While   the   OHCHR has   been   kept   in suspense along with the HRC, it looked as though from March the matter was being handled by the AG’s department and the Police. There is ample reason to believe that both these institutions are politicised, and the most one could expect from them is a damage limitation exercise. One only needs to look at the catalogue of cases where the evidence was misled, bungled or simply not proceeded with. In his second HRTF report, Justice Soza drew attention to two important cases – the disappearances of 158 refugees from Eastern University and the massacre of 184 persons including 68 children at Sathurukondan – both inquired into by him and the findings recorded in his first report; where no action had been forthcoming from  the AG’s department or the Police. That was now more than five years ago.

We need also to face the fact that we have no real deterrents against the worst human rights abuses. What we have, do not work when they are most needed. The HRTF could not establish an office in Jaffna in 1996. The ICRC could be ignored when needed. Despite all the Commissions no senior officer has been punished. The President asks the Human Rights Commission through the Press to investigate the Chemmani graves and then sends it into limbo by failing to reply to their letter for months.

As to what influence the appointment of the Board of Inquiry in November 1996 had on the Army in Jaffna, we have given a fairly routine torture case that took place in Manipay, another intelligence camp, in January 1997. The victim was among other things drilled through the toes, hooks were inserted by which he was hung, and beaten. A nail was inserted into his hand (removed

20 months later), and was beaten on a heel with a spiked board. Probably owing to the ICRC finding out, he was handed over to the Police, was taken to Anuradhapura court hardly able to walk, issued a detention order for 3 months, and was produced in court in Colombo, where he was granted bail. He was completely innocent.

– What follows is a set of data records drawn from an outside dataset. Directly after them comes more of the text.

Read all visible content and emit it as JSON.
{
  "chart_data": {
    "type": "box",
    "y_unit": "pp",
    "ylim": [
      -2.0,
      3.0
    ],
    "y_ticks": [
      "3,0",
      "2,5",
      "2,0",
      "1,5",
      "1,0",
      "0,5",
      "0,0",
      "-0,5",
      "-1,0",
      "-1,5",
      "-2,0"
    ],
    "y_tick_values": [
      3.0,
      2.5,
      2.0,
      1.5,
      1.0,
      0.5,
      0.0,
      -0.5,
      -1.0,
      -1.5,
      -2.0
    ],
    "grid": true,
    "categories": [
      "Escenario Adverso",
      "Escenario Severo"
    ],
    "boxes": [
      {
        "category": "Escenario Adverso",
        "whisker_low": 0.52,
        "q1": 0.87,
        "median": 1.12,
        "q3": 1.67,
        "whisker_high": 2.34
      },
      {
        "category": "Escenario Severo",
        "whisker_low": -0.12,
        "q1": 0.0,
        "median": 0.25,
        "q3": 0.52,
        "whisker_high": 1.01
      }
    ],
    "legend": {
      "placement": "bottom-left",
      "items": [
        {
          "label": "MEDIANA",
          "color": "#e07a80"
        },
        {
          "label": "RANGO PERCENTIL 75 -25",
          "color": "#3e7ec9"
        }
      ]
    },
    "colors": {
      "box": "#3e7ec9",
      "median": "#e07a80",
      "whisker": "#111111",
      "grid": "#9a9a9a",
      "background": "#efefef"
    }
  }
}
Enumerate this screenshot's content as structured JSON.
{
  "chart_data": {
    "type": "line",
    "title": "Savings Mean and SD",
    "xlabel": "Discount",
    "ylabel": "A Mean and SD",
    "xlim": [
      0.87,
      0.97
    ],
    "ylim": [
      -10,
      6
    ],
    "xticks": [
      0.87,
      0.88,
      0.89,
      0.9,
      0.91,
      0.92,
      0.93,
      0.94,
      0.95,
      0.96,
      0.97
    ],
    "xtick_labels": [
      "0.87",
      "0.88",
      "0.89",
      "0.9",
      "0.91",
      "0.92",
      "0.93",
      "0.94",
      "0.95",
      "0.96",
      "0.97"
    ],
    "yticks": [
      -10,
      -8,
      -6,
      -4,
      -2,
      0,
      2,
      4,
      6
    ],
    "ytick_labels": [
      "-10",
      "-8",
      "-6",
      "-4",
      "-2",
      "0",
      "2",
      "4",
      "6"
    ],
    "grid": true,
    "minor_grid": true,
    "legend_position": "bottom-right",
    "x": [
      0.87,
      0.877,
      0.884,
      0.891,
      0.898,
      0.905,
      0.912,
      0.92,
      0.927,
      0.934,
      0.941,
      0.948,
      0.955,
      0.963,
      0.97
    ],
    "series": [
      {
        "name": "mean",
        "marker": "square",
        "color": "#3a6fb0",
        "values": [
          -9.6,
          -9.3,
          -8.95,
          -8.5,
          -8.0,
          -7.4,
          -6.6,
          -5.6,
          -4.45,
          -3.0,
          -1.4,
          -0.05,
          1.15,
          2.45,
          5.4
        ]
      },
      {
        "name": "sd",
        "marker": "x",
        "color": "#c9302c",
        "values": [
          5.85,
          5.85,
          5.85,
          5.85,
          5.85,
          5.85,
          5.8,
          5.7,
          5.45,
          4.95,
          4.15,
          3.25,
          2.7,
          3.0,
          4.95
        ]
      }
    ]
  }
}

At no point was a move made by the Police, the Courts or the Prisons to ensure that he had appropriate medical care. All lent their complicity to covering up a victim of grievous torture. The system nullifies any benefit to the citizens from Sri Lanka becoming a signatory to the Convention Against Torture.

This will remain the case until, at least as a temporary measure, legislation is introduced to give a body such as the Human Rights Commission, the power to impose penalties and place it on an offender’s record.

There is not much point in an investigation of the Chemmani graves where its credibility becomes a subject of contention. For the Tamils themselves there are other issues at stake. There are several mass graves in the North-East that are the result of internal repression. An investigation into these is morally and politically essential for the Tamils in order that they could find their feet. These are graves not left behind by a brutalised state-army, but are   monuments revealing the nature of their so-called liberators. If the credibility of the investigation into mass graves left behind by the state-forces becomes suspect, the investigation into the other graves would also become impaired for all time.

The Government has   nothing to gain by trying to limit and minimise the damage from an investigation into mass-graves left behind by the State forces. It would be far better for everyone if the offer of help from the UN High Commission for Human Rights and other interested organisations with experience is accepted. ALL mass graves, both known and those whose existence will be revealed, must be investigated without leaving any room for criticism or bias. There are then bound to be some healthy and interesting developments.

(Executive Summary of the Special Report No 12, issued by the University Teachers For Human Rights (Jaffna), Sri Lanka.)